The State of Hiring - Kenan
http://blog.alexmaccaw.com/the-state-of-hiring

======
bceagle
I 100% agree with the problem Alex brings up here. The interviewing process at
most companies is broken. The problem is that I don't think his solution works
and I am not sure what the solution should be. When you think of the "Google"
way of doing interviews (i.e. doing a series of extremely hard whiteboard
problems with almost any mistake dooming the interviewer), they no doubt miss
out on a lot of qualified candidates. However, how many people that they
actually hire are dumb? Not many. I doubt that Google likes the thought of
missing out on a candidate that is great, but they are playing the numbers
game. It is more important to them that the people they do hire are all great
and they have accepted the fact that they will reject a lot of good
candidates.

It is true that having a 3 month trial period would alleviate this issue in
theory, however, there are two issues.
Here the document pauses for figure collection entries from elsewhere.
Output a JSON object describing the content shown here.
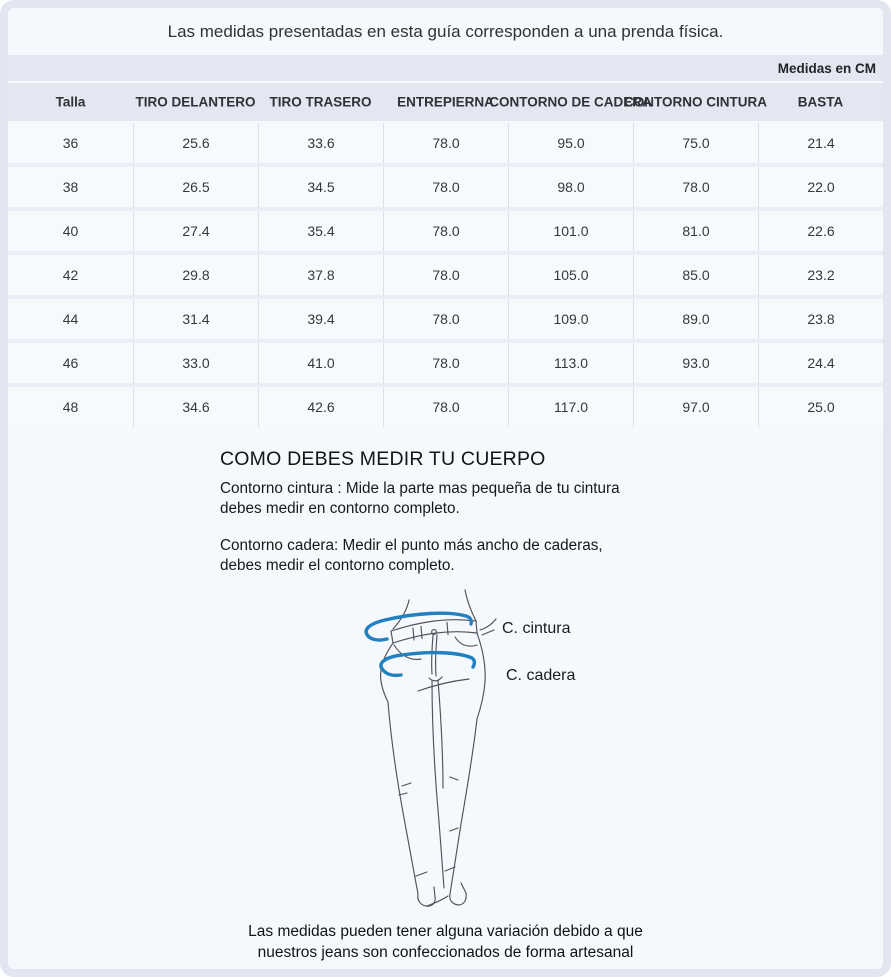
{
  "guide": {
    "caption": "Las medidas presentadas en esta guía corresponden a una prenda física.",
    "units_label": "Medidas en CM"
  },
  "table": {
    "columns": [
      "Talla",
      "TIRO DELANTERO",
      "TIRO TRASERO",
      "ENTREPIERNA",
      "CONTORNO DE CADERA",
      "CONTORNO CINTURA",
      "BASTA"
    ],
    "rows": [
      [
        "36",
        "25.6",
        "33.6",
        "78.0",
        "95.0",
        "75.0",
        "21.4"
      ],
      [
        "38",
        "26.5",
        "34.5",
        "78.0",
        "98.0",
        "78.0",
        "22.0"
      ],
      [
        "40",
        "27.4",
        "35.4",
        "78.0",
        "101.0",
        "81.0",
        "22.6"
      ],
      [
        "42",
        "29.8",
        "37.8",
        "78.0",
        "105.0",
        "85.0",
        "23.2"
      ],
      [
        "44",
        "31.4",
        "39.4",
        "78.0",
        "109.0",
        "89.0",
        "23.8"
      ],
      [
        "46",
        "33.0",
        "41.0",
        "78.0",
        "113.0",
        "93.0",
        "24.4"
      ],
      [
        "48",
        "34.6",
        "42.6",
        "78.0",
        "117.0",
        "97.0",
        "25.0"
      ]
    ]
  },
  "how_to": {
    "title": "COMO DEBES MEDIR TU CUERPO",
    "paragraphs": [
      "Contorno cintura : Mide la parte mas pequeña de tu cintura\ndebes medir en contorno completo.",
      "Contorno cadera: Medir el punto más ancho de caderas,\ndebes medir el contorno completo."
    ]
  },
  "figure": {
    "labels": {
      "waist": "C. cintura",
      "hip": "C. cadera"
    },
    "accent_color": "#2180c0",
    "line_color": "#50535a"
  },
  "footer": {
    "note_lines": [
      "Las medidas pueden tener alguna variación debido a que",
      "nuestros jeans son confeccionados de forma artesanal"
    ]
  },
  "colors": {
    "card_border": "#e1e6f1",
    "panel_bg": "#f5f8fc",
    "band_bg": "#e3e7f1",
    "cell_bg": "#f7fafd",
    "cell_border": "#d9dfec",
    "row_gap": "#e9edf6"
  }
}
One is that, as Alex points out, you
will still end up missing out on a lot of great candidates that don't want to
take on the risk of getting canned in 3 months (though you could argue that if
someone is really good they wouldn't worry about that). The other issue is
that if your requirements are too lax for the 3 month trial, you may end up
wasting a lot of time and resources burning through candidates that don't work
out. So, you may save yourself time on the front side, but it will cost you on
the back side.

Now that I think about it, I do have one potential solution to this problem.
Instead of the 3 month trial, how about paying the candidate a 1 week project.
The candidate could continue to look for other jobs and doesn't have to worry
about explaining a weird 3 month blip on their resume. They are getting paid
to do something in between jobs which is always good. And the employer gets to
see a more real-world example of what the candidate can do. Sure, this would
cost money for the employer, but you would only do it for people that pass a
couple rounds of interviews and that cost likely pales in comparison to the
time and resources wasted if you bring on dead weight.